We see signs of this latent generosity in recent years, as more rich people seek ways to spread their wealth. This includes the Giving Pledge, founded by Bill and Melinda Gates, which began with 40 of American’s wealthiest committing to give away most of their wealth to help create a better society. The pledge has now gone global and includes more than two hundred of the world’s wealthiest people.  

Natural fascination

As for why the rest of us can be both repelled and riveted by the often-atrocious conduct of the rich and powerful, it may come down simply to a natural fascination with human behaviour in all its iterations.

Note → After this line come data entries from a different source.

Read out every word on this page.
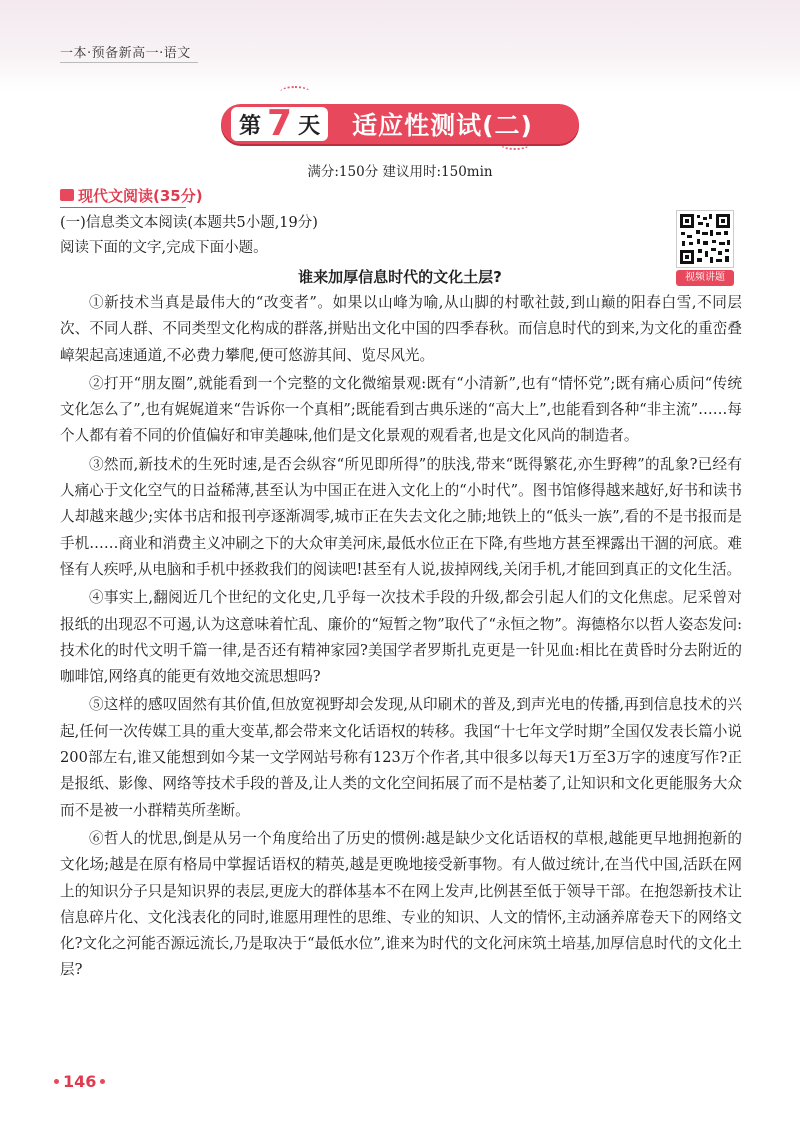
一本·预备新高一·语文
第 7 天	适应性测试(二)
满分:150分 建议用时:150min
现代文阅读(35分)
(一)信息类文本阅读(本题共5小题,19分)
阅读下面的文字,完成下面小题。
视频讲题
谁来加厚信息时代的文化土层?

①新技术当真是最伟大的“改变者”。如果以山峰为喻,从山脚的村歌社鼓,到山巅的阳春白雪,不同层次、不同人群、不同类型文化构成的群落,拼贴出文化中国的四季春秋。而信息时代的到来,为文化的重峦叠嶂架起高速通道,不必费力攀爬,便可悠游其间、览尽风光。

②打开“朋友圈”,就能看到一个完整的文化微缩景观:既有“小清新”,也有“情怀党”;既有痛心质问“传统文化怎么了”,也有娓娓道来“告诉你一个真相”;既能看到古典乐迷的“高大上”,也能看到各种“非主流”……每个人都有着不同的价值偏好和审美趣味,他们是文化景观的观看者,也是文化风尚的制造者。

③然而,新技术的生死时速,是否会纵容“所见即所得”的肤浅,带来“既得繁花,亦生野稗”的乱象?已经有人痛心于文化空气的日益稀薄,甚至认为中国正在进入文化上的“小时代”。图书馆修得越来越好,好书和读书人却越来越少;实体书店和报刊亭逐渐凋零,城市正在失去文化之肺;地铁上的“低头一族”,看的不是书报而是手机……商业和消费主义冲刷之下的大众审美河床,最低水位正在下降,有些地方甚至裸露出干涸的河底。难怪有人疾呼,从电脑和手机中拯救我们的阅读吧!甚至有人说,拔掉网线,关闭手机,才能回到真正的文化生活。

④事实上,翻阅近几个世纪的文化史,几乎每一次技术手段的升级,都会引起人们的文化焦虑。尼采曾对报纸的出现忍不可遏,认为这意味着忙乱、廉价的“短暂之物”取代了“永恒之物”。海德格尔以哲人姿态发问:技术化的时代文明千篇一律,是否还有精神家园?美国学者罗斯扎克更是一针见血:相比在黄昏时分去附近的咖啡馆,网络真的能更有效地交流思想吗?

⑤这样的感叹固然有其价值,但放宽视野却会发现,从印刷术的普及,到声光电的传播,再到信息技术的兴起,任何一次传媒工具的重大变革,都会带来文化话语权的转移。我国“十七年文学时期”全国仅发表长篇小说200部左右,谁又能想到如今某一文学网站号称有123万个作者,其中很多以每天1万至3万字的速度写作?正是报纸、影像、网络等技术手段的普及,让人类的文化空间拓展了而不是枯萎了,让知识和文化更能服务大众而不是被一小群精英所垄断。

⑥哲人的忧思,倒是从另一个角度给出了历史的惯例:越是缺少文化话语权的草根,越能更早地拥抱新的文化场;越是在原有格局中掌握话语权的精英,越是更晚地接受新事物。有人做过统计,在当代中国,活跃在网上的知识分子只是知识界的表层,更庞大的群体基本不在网上发声,比例甚至低于领导干部。在抱怨新技术让信息碎片化、文化浅表化的同时,谁愿用理性的思维、专业的知识、人文的情怀,主动涵养席卷天下的网络文化?文化之河能否源远流长,乃是取决于“最低水位”,谁来为时代的文化河床筑土培基,加厚信息时代的文化土层?

146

What’s most important is that our we continue to find ways to thwart the accumulation of wealth and power by just a few. The richest one per cent now control 25 per cent of Canada’s wealth. a mere one per cent tax on wealth over $20 million in Canada would generate about $10 billion in year one, enough to dramatically alleviate poverty, support child care, health care and seniors care while more aggressively tackling climate change. In the U.S., progressives are advocating for an even more aggressive tax rate of up to six per cent on wealth over $1 billion and eight per cent over $10 billion.

Leaders in both countries have committed to moving soon to impose a new tax on the wealthy, knowing they can’t be counted on to share the pretzels.